Purpose of review: To consider the ideal gestational age for cardiac evaluation during pregnancy.
Recent findings: Screening the heart during routine obstetric ultrasound has become well established and is increasingly successful in the initial detection of major congenital heart disease. When the option of termination of pregnancy is available, the earlier the diagnosis of any major fetal malformation is made, the better for the patient. An important group who have recently been found to be at increased risk of fetal heart malformation are those with increased nuchal translucency measurements, who are identified between 11 and 14 weeks. Thus, screening for fetal anomalies is being attempted much earlier in pregnancy, aided by advances in technology. However, some forms of cardiac malformations do not become evident until the third trimester of pregnancy; as a result, some of the late-developing lesions may go undetected during very early evaluation.

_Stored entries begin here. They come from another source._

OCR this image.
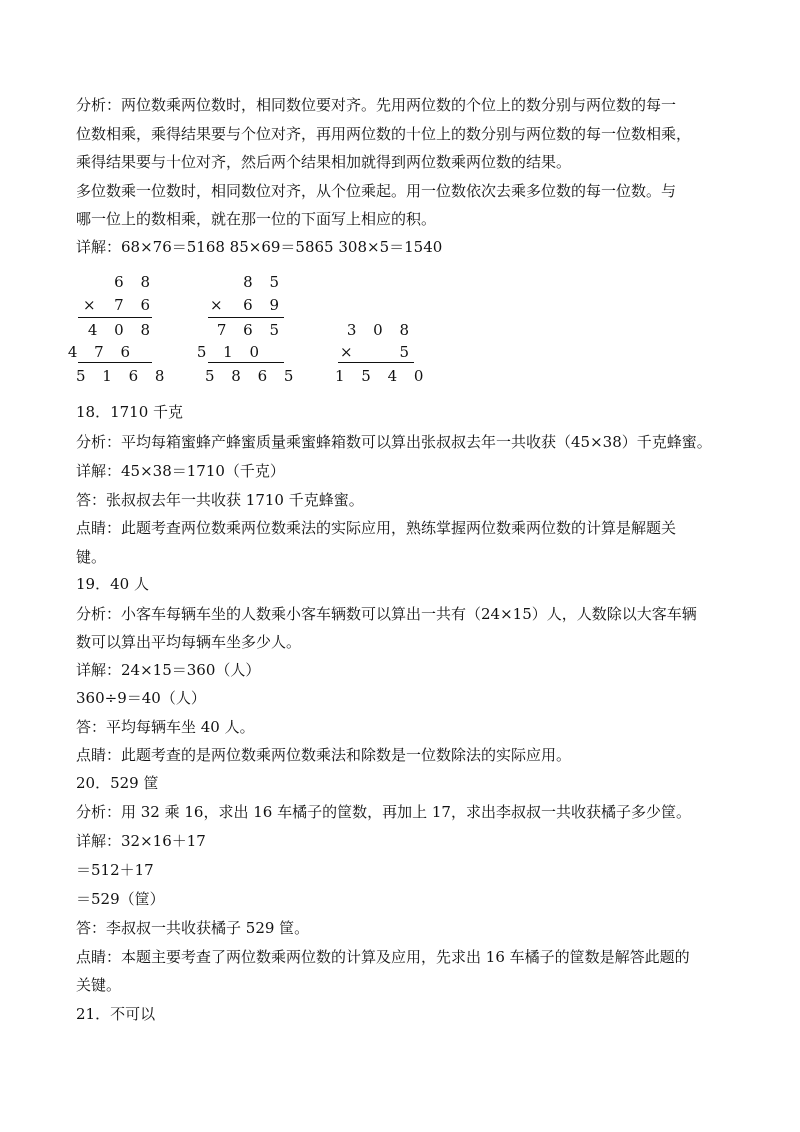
分析：两位数乘两位数时，相同数位要对齐。先用两位数的个位上的数分别与两位数的每一
位数相乘，乘得结果要与个位对齐，再用两位数的十位上的数分别与两位数的每一位数相乘，
乘得结果要与十位对齐，然后两个结果相加就得到两位数乘两位数的结果。
多位数乘一位数时，相同数位对齐，从个位乘起。用一位数依次去乘多位数的每一位数。与
哪一位上的数相乘，就在那一位的下面写上相应的积。
详解：68×76＝5168 85×69＝5865 308×5＝1540
6 8
×	7 6
4 0 8
4 7 6
5 1 6 8
8 5
×	6 9
7 6 5
5 1 0
5 8 6 5
3 0 8
×	5
1 5 4 0
18．1710 千克
分析：平均每箱蜜蜂产蜂蜜质量乘蜜蜂箱数可以算出张叔叔去年一共收获（45×38）千克蜂蜜。
详解：45×38＝1710（千克）
答：张叔叔去年一共收获 1710 千克蜂蜜。
点睛：此题考查两位数乘两位数乘法的实际应用，熟练掌握两位数乘两位数的计算是解题关
键。
19．40 人
分析：小客车每辆车坐的人数乘小客车辆数可以算出一共有（24×15）人，人数除以大客车辆
数可以算出平均每辆车坐多少人。
详解：24×15＝360（人）
360÷9＝40（人）
答：平均每辆车坐 40 人。
点睛：此题考查的是两位数乘两位数乘法和除数是一位数除法的实际应用。
20．529 筐
分析：用 32 乘 16，求出 16 车橘子的筐数，再加上 17，求出李叔叔一共收获橘子多少筐。
详解：32×16＋17
＝512＋17
＝529（筐）
答：李叔叔一共收获橘子 529 筐。
点睛：本题主要考查了两位数乘两位数的计算及应用，先求出 16 车橘子的筐数是解答此题的
关键。
21．不可以
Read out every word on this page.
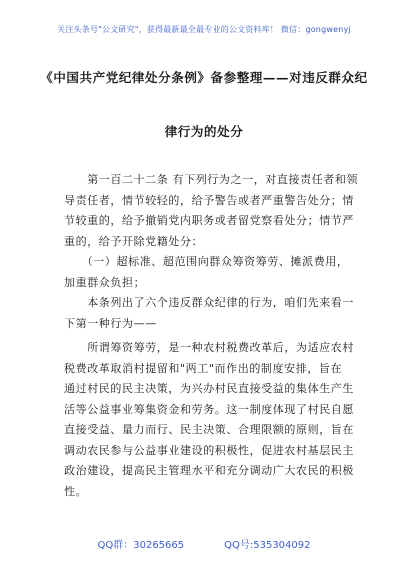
关注头条号"公文研究"，获得最新最全最专业的公文资料库！ 微信：gongwenyj
《中国共产党纪律处分条例》备参整理——对违反群众纪
律行为的处分
　　第一百二十二条 有下列行为之一，对直接责任者和领
导责任者，情节较轻的，给予警告或者严重警告处分；情
节较重的，给予撤销党内职务或者留党察看处分；情节严
重的，给予开除党籍处分：
　　（一）超标准、超范围向群众筹资筹劳、摊派费用，
加重群众负担；
　　本条列出了六个违反群众纪律的行为，咱们先来看一
下第一种行为——
　　所谓筹资筹劳，是一种农村税费改革后，为适应农村
税费改革取消村提留和"两工"而作出的制度安排，旨在
通过村民的民主决策，为兴办村民直接受益的集体生产生
活等公益事业筹集资金和劳务。这一制度体现了村民自愿
直接受益、量力而行、民主决策、合理限额的原则，旨在
调动农民参与公益事业建设的积极性，促进农村基层民主
政治建设，提高民主管理水平和充分调动广大农民的积极
性。
QQ群：30265665	QQ号:535304092
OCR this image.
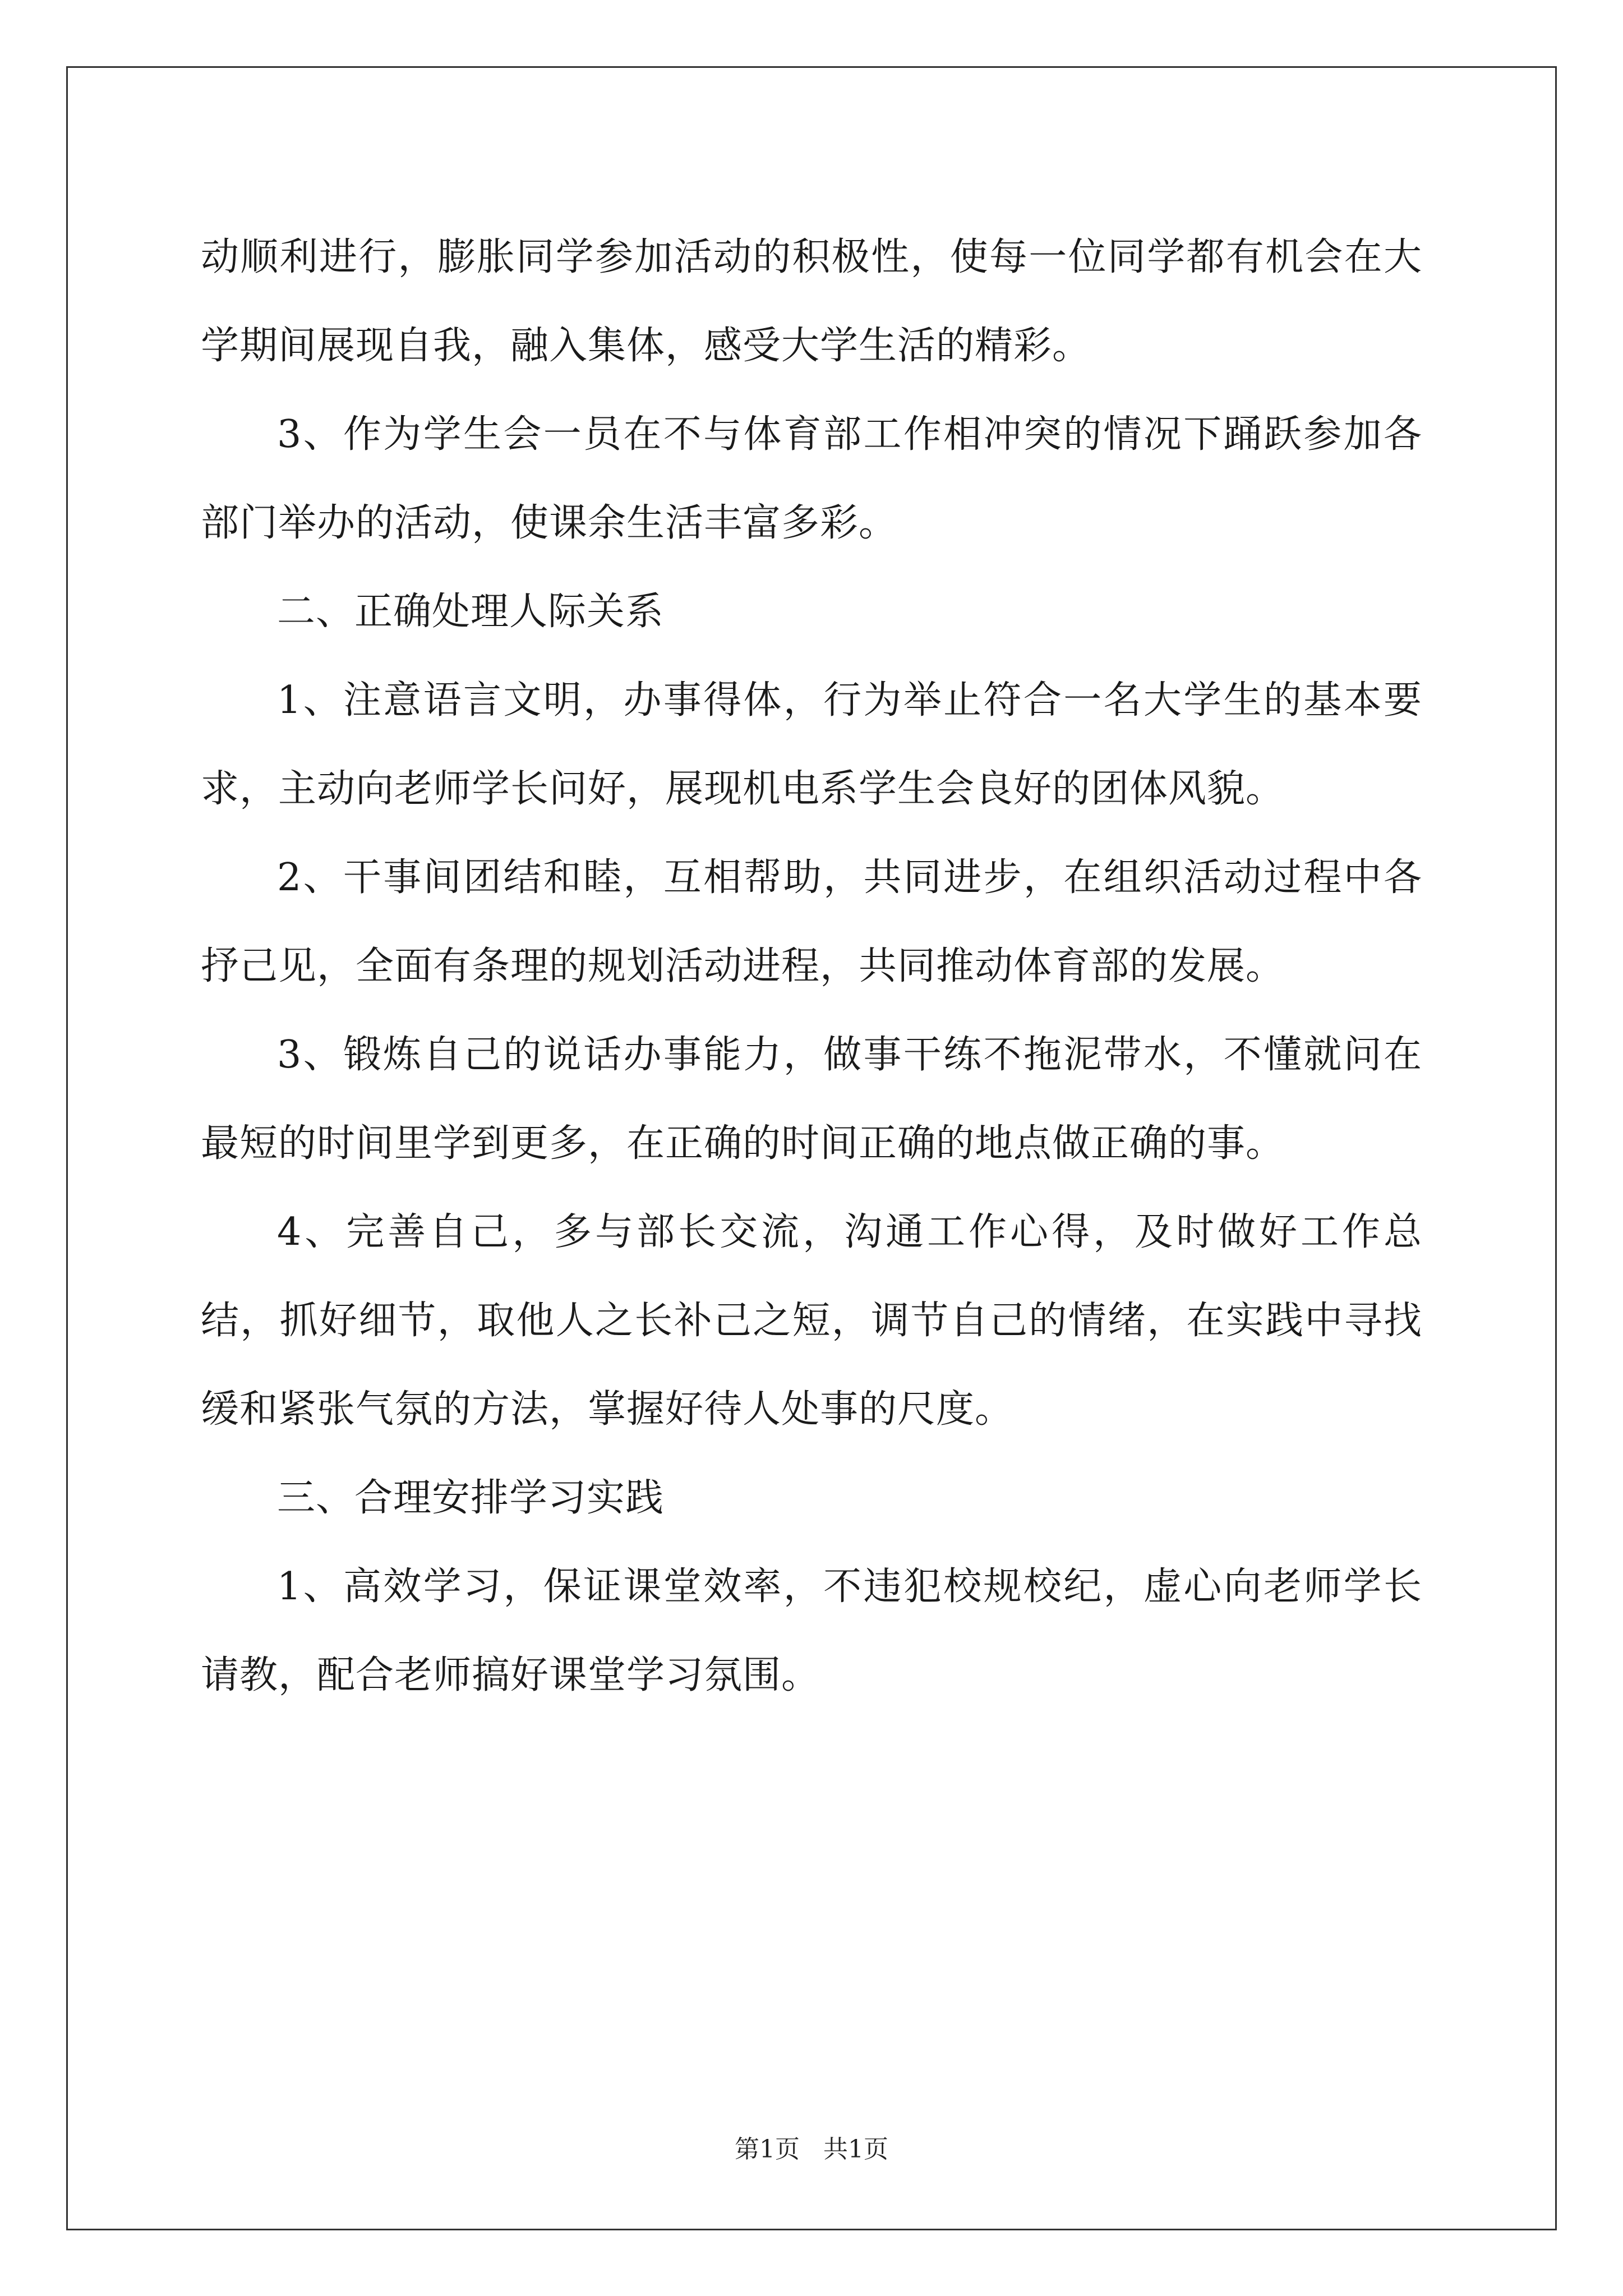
动顺利进行，膨胀同学参加活动的积极性，使每一位同学都有机会在大学期间展现自我，融入集体，感受大学生活的精彩。

3、作为学生会一员在不与体育部工作相冲突的情况下踊跃参加各部门举办的活动，使课余生活丰富多彩。

二、正确处理人际关系

1、注意语言文明，办事得体，行为举止符合一名大学生的基本要求，主动向老师学长问好，展现机电系学生会良好的团体风貌。

2、干事间团结和睦，互相帮助，共同进步，在组织活动过程中各抒己见，全面有条理的规划活动进程，共同推动体育部的发展。

3、锻炼自己的说话办事能力，做事干练不拖泥带水，不懂就问在最短的时间里学到更多，在正确的时间正确的地点做正确的事。

4、完善自己，多与部长交流，沟通工作心得，及时做好工作总结，抓好细节，取他人之长补己之短，调节自己的情绪，在实践中寻找缓和紧张气氛的方法，掌握好待人处事的尺度。

三、合理安排学习实践

1、高效学习，保证课堂效率，不违犯校规校纪，虚心向老师学长请教，配合老师搞好课堂学习氛围。

第1页 共1页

Summary: The ideal timing for screening is a compromise between obtaining adequate images for diagnosis in the majority of routine patients, scanning sufficiently late not to miss late-developing lesions and yet offering diagnosis as early as possible for parents to consider their options, if there are any applicable to their particular diagnosis. For low-risk patients, the best compromise appears to be at around 20 weeks of gestation. For patients at increased risk of congenital heart disease, such as those found to have substantially increased nuchal translucency or those with a family history of the disease, an initial scan to exclude major malformations should be performed by the fetal cardiology expert at 12-14 weeks, with follow-up at around 20 weeks to exclude more minor defects and those lesions which may become evident later.